01/08/2007

Tournai et ses villages : Béclers

Entouré de Thimougies au Nord, de Maulde à l'Est, de Gaurain au Sud et d'Havinnes à l'Ouest, le village de Béclers compte environ 1.350 habitants et s'étend sur une superficie de 884 hectares. Le rieu d'Amour y prend sa source et reçoit ensuite ceux de Thimougies et de la Fontaine Josaphat avant de traverser Havinnes et Warchin où il grossit des eaux du Follet et rejoindre enfin l'Escaut.

Village dépendant jadis du Conseil souverain du Hainaut, Béclers, sous l'Ancien Régime, comprenait une enclave de la châtellenie de Lille, la seigneurie de Pétrieux. Ce domaine avec son château et son bois, voisin de celui des Houppes, se situe à l'extrémité du village à la limite de celui d'Herquegies. Jusqu'en 1803, l'actuel territoire de Thimougies était rattaché à la paroisse de Béclers. En 1769, par la Convention des Limites, Louis XIV cède la seigneurie de Pétrieux à Marie-Thérèse d'Autriche. En 1789, celle-ci est rattachée au Tournaisis. Plusieurs institutions réligieuses se partageaient alors Béclers : la cure dépendait du chapitre d'Antoing, le seigneurie du hameau du Bois était la propriété du chapitre de Leuze et des terres appartenaient à l'abbaye de Saint Martin de Tournai. Il existait aussi d'autres seigneuries : celles de Giberchies, de Sartrie, de Lannoy et des Rosières. Le village comprenait alors de nombreuses fermes dont deux plus importantes, celle de Lannoy était la propriété des Chartreux de la Bouteillerie (établie dans le Pas de Calais), celle de Delegaize appartenait à l'abbaye du Saulchoir à Kain.

Village exclusivement rural, Béclers avec ses petites routes étroites et pentues, serpentant entre les cultures, est un paradis pour les cyclo-touristes. Le centre équestre du Vert Bois est situé dans la rue du même nom qui, par une pente assez raide, mène vers le village voisin de Thimougies. Lors de l'électrification de la ligne 94 (Tournai-Bruxelles), le village a été au centre d'un débat entre les partisans et les opposants à la suppression de la courbe décrite par les convois ferroviaires à partir du lieu-dit le Sabot à Havinnes jusquà celui des Petits Bois à Maulde.
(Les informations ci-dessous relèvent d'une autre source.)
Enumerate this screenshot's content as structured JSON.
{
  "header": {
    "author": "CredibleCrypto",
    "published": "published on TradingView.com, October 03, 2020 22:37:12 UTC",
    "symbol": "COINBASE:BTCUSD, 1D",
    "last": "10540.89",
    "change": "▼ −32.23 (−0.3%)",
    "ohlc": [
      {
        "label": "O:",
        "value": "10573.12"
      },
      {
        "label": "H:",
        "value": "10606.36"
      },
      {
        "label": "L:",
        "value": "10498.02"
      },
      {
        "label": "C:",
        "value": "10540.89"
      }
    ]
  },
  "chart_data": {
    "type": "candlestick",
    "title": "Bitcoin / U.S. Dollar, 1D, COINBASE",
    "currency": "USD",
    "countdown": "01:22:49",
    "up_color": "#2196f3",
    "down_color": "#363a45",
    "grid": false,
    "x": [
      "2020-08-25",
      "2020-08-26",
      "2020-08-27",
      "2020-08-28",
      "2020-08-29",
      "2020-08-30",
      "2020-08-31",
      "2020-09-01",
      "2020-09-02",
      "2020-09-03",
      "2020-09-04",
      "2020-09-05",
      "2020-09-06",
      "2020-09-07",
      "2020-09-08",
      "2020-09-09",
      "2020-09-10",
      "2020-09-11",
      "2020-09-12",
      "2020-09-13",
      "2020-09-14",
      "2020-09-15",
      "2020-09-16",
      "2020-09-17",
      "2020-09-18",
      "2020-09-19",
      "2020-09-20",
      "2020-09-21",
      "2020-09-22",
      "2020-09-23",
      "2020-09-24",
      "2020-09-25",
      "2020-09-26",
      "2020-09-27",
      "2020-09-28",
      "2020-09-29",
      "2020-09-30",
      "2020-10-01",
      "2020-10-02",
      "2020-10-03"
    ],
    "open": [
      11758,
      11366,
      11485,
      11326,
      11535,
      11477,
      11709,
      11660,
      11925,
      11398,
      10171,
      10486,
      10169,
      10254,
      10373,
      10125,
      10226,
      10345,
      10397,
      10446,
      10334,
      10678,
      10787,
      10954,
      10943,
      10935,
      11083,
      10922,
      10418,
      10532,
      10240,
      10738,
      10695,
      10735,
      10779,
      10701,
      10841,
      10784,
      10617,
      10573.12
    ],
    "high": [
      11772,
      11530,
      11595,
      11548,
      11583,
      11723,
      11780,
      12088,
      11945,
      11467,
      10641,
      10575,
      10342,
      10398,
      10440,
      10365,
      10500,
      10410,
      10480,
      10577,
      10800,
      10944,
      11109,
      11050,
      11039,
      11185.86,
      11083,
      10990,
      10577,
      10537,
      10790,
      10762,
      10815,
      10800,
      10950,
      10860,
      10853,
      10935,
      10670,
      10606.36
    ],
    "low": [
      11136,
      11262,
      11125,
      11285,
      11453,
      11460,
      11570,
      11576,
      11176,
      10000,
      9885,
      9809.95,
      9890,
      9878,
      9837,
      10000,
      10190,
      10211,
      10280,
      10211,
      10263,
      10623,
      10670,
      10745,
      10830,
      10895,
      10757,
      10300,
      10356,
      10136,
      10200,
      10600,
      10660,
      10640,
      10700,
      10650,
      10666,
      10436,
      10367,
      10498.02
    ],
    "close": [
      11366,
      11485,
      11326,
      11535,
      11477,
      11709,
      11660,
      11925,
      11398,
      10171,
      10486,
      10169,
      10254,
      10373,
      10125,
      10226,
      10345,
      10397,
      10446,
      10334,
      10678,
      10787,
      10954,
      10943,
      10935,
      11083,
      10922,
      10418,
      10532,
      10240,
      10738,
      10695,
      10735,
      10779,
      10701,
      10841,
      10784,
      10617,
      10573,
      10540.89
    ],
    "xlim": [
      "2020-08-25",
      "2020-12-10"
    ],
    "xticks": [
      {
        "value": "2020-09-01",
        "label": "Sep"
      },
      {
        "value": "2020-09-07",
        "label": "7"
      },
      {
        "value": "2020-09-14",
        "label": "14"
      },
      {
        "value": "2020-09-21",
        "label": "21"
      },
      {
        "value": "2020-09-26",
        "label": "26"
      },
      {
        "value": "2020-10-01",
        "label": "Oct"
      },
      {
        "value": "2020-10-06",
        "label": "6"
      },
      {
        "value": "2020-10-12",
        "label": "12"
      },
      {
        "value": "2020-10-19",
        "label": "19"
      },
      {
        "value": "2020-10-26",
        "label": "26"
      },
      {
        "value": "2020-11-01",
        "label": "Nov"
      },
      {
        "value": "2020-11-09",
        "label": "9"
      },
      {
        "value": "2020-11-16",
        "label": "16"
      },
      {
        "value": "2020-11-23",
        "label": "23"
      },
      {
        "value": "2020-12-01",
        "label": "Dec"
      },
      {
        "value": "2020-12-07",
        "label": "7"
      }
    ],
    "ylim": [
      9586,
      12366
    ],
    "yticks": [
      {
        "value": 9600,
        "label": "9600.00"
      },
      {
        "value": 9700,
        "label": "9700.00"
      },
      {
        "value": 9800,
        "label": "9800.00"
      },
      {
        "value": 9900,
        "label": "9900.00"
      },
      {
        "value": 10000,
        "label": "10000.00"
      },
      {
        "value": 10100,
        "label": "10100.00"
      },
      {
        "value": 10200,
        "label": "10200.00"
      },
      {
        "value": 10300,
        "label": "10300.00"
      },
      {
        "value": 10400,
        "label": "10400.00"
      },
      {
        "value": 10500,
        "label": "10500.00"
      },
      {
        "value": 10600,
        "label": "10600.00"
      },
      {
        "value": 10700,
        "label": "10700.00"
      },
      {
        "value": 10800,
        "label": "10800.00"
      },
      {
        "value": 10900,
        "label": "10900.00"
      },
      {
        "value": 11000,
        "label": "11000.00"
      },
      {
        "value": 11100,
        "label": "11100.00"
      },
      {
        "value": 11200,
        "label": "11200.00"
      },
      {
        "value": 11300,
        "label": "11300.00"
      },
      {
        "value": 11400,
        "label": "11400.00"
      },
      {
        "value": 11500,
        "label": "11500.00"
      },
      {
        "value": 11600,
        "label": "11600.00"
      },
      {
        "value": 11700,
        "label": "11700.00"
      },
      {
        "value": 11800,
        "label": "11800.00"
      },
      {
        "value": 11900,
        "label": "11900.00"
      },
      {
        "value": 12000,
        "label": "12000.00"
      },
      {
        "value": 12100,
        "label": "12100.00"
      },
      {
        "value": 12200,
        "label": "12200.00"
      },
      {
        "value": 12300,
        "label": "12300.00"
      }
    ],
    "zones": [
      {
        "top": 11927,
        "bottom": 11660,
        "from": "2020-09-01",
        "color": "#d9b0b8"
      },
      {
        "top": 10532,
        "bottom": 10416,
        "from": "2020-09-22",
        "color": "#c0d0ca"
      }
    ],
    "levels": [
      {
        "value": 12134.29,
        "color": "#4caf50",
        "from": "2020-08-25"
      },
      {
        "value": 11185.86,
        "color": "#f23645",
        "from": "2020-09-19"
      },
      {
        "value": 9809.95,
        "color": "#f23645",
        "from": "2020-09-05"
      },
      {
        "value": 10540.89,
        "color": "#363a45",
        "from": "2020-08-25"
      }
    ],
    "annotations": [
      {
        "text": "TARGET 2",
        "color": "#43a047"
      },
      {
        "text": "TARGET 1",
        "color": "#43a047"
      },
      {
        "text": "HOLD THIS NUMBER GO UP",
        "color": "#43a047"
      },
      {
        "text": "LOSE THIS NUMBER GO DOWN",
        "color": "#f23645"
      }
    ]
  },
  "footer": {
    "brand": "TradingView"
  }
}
Les uns y voyaient un gain de temps pour les trains reliant Tournai à la capitale, les autres souhaitaient éviter un massacre de terres agricoles et le disparition probable de la ferme de Grau. Herman de Croo, ministre des communications de l'époque, sur invitation du bourgmestre de Tournai, Raoul Van Spitael, rencontra les deux parties en l'hôtel de ville. Finalement le bons sens l'emporta, on évita un investissement colossal pour un gain de deux à trois minutes qui serait quand même perdu à l'entrée de Bruxelles, puisque la ligne 94 cède systématiquement la priorité aux convois venus de Flandres.

Peu de Tournaisisiens se rappellent que c'est à Béclers que naquit en 1905, Lucien Fourez. Après des études au Collège Notre-Dame de Tournai, il partit pour les Facultés universitaires de Namur étudier le droit et fréquenta aussi celles de Louvain où il étudia la science historique. Sa remarquable thèse de doctorat " le droit héraldique dans les Pays-Bas catholiques" sera publiée en 1932 aux Editions Universelles. Avocat au barreau de Tournai, il est mobilisé en 1939 et passera cinq longues années dans un camp de prisonniers en Allemagne. A son retour, il sera nommé juge, il exercera la fonction de Président au Conseil de Guerre, à la première Chambre civile, à la Chambre correctionnelle et à celle du Conseil. En 1949, il deviendra le conservateur du Musée d'Histoire et d'Archéologie de Tournai et en 1953, Président de la Société d'Histoire et d'Archéologie. Il prendra une part importante aux fouilles réalisées à Tournai lors de la reconstruction de la ville, notamment à celle de la villa romaine de la Loucherie, exercera une part prépondérante dans l'organisation de prestigieuses expositions (Arts du Hainaut, Scaldis, Roger de la Pasture) et s'investira dans la préparation du huitième centenaire de la cathédrale. Il décèdera à Dinant en 1976.

(sources : "Tournai vers le futur" édité par l'ASBL Tourisme et Culture, "Biographies Tournaisiennes" de Gaston Lefebvre et recherches personnelles).